Les technologies innovantes, une opportunité
Le passage à l’industrie 4.0, peut, en ce sens, être un moyen de complexifier les exportations. C’est ce que pense Anas Rochdi, directeur chargé de l’Innovation à Novation City, qui estime que l’industrie 4.0 constitue une des pistes à explorer pouvant contribuer à la réalisation de ce saut technologique vertueux et, donc, à jouer un rôle clé dans l’amélioration de la complexité économique de la Tunisie. “Beaucoup considèrent que l’industrie 4.0 est une transformation de l’outil de production. Certes, elle permet d’améliorer la flexibilité de l’entreprise ainsi que sa productivité.
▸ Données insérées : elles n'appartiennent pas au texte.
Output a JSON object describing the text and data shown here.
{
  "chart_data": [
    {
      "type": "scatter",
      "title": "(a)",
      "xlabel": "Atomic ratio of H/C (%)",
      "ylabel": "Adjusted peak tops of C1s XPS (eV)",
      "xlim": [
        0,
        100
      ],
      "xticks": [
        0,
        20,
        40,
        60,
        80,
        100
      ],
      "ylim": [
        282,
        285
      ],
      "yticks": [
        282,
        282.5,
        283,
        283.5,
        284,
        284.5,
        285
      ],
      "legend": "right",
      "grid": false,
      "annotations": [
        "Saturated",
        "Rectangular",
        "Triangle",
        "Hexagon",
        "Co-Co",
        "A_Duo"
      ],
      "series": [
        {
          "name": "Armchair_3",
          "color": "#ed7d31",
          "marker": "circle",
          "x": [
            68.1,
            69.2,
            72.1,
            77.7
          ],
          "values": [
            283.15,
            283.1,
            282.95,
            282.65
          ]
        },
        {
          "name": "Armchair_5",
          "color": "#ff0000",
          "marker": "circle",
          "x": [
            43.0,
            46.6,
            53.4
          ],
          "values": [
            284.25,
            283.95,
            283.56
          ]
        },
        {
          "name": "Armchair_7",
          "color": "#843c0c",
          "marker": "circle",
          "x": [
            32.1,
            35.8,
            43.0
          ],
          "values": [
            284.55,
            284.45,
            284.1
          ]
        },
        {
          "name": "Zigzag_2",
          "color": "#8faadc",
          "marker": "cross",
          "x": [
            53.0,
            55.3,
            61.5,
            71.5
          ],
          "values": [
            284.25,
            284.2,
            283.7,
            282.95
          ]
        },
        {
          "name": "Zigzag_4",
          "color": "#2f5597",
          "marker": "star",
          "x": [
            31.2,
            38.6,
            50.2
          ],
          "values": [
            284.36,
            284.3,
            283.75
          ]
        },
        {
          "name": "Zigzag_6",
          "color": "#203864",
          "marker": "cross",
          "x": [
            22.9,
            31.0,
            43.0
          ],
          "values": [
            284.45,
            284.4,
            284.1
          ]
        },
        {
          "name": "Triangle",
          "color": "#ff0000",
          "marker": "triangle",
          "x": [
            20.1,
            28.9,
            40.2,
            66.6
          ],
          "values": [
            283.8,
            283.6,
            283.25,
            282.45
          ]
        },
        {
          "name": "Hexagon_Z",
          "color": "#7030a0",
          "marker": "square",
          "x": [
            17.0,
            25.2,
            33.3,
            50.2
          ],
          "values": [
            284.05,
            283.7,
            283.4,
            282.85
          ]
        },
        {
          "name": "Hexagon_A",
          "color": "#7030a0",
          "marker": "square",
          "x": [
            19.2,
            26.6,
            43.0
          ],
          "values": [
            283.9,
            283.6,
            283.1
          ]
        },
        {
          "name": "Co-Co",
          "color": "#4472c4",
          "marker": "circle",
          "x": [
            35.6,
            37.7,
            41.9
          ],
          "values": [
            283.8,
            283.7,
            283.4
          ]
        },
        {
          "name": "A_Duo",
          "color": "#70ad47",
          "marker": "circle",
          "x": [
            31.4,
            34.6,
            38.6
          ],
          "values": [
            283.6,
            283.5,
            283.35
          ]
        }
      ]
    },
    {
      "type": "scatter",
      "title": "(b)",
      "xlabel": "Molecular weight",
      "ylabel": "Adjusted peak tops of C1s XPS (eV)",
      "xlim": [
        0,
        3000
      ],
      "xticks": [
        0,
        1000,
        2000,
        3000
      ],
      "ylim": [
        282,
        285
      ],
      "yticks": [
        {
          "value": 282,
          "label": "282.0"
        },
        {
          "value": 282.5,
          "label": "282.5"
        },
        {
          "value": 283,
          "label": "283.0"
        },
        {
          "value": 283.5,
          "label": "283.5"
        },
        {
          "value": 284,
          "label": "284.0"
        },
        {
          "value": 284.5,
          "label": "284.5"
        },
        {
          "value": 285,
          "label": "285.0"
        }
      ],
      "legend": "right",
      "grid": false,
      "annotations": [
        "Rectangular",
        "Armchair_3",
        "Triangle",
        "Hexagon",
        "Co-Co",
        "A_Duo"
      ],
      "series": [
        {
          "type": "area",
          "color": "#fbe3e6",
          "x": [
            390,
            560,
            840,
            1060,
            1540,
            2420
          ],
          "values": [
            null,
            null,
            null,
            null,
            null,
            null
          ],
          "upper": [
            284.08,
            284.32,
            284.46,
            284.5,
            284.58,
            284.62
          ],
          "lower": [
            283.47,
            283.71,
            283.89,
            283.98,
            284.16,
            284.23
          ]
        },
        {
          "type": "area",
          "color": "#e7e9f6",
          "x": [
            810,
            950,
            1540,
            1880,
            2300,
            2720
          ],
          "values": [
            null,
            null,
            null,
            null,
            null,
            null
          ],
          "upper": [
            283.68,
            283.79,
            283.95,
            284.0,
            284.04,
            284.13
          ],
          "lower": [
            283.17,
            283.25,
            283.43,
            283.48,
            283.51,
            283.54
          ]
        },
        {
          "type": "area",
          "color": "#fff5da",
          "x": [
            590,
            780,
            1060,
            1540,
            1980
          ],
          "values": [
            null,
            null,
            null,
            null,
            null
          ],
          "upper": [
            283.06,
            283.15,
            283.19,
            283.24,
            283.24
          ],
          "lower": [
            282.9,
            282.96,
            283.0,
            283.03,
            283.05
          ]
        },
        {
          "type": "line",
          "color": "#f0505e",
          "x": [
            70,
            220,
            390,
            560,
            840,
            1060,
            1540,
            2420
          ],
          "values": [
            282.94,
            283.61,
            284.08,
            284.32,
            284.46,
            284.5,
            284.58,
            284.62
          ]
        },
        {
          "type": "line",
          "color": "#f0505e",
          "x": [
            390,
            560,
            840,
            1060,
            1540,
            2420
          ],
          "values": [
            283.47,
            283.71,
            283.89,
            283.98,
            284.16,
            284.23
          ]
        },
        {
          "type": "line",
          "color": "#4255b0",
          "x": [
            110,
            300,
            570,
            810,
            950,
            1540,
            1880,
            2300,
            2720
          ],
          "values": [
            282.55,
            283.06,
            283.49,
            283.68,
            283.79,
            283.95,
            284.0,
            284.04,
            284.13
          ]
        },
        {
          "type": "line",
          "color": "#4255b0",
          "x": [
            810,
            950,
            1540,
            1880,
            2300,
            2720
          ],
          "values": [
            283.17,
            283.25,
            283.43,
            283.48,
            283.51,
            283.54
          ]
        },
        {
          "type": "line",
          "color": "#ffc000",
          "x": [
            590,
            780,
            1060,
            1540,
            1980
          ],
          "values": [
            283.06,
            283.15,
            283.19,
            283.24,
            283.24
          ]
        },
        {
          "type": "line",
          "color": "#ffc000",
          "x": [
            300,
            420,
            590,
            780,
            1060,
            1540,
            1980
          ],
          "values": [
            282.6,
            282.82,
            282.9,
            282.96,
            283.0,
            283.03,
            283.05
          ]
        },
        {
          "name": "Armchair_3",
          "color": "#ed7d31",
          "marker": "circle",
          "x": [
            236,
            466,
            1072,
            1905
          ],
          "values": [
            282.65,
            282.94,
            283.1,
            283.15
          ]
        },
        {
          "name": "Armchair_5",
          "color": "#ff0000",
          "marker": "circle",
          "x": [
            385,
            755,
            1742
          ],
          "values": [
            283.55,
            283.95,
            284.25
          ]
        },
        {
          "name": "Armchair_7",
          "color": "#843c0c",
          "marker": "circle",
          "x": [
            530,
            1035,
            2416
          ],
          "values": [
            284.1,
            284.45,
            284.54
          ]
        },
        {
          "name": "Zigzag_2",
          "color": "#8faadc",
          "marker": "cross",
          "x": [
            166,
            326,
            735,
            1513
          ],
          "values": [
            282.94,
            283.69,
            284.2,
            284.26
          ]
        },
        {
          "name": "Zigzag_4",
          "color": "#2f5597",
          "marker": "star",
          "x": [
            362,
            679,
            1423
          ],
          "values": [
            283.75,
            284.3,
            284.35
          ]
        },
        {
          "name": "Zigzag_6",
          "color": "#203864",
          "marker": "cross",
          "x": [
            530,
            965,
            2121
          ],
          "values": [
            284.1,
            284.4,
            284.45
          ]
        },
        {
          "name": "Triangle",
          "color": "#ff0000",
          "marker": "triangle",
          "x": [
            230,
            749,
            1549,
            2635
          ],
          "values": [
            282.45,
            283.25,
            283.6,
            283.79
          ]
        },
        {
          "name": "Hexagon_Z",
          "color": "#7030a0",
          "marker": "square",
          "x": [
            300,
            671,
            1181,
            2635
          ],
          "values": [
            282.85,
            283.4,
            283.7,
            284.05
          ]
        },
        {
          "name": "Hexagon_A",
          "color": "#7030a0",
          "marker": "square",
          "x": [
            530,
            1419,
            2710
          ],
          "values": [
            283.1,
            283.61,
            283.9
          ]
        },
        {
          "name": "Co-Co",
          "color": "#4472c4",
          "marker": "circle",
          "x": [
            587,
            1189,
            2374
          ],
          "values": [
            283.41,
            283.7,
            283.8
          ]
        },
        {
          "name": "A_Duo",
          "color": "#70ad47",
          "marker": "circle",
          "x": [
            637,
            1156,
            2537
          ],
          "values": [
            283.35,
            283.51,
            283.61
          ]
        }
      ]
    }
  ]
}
Mais l’adoption de l’industrie 4.0 va développer, indirectement, des savoirs nouveaux. C’est pour cela que cet appel à l’innovation ou à l’adoption de la transformation digitale est très important pour les industriels. Cela n’améliore pas seulement la productivité de l’industrie, mais permet, aussi, d’utiliser des compétences et développer un savoir-faire nouveau”, a-t-il souligné durant son intervention lors du 3e congrès national de la Conect. Il a ajouté, qu’aujourd’hui, la Tunisie n’est pas en train de monter en termes de complexité de produits parce que, entre autres, l’industrie nationale s’est limitée à la fabrication de composants mécatroniques ou à l’assemblage. “Si on va au-delà de la fabrication de composants, on devrait acquérir un savoir-faire plus important et faire un usage plus adéquat des compétences tunisiennes ”, a-t-il indiqué.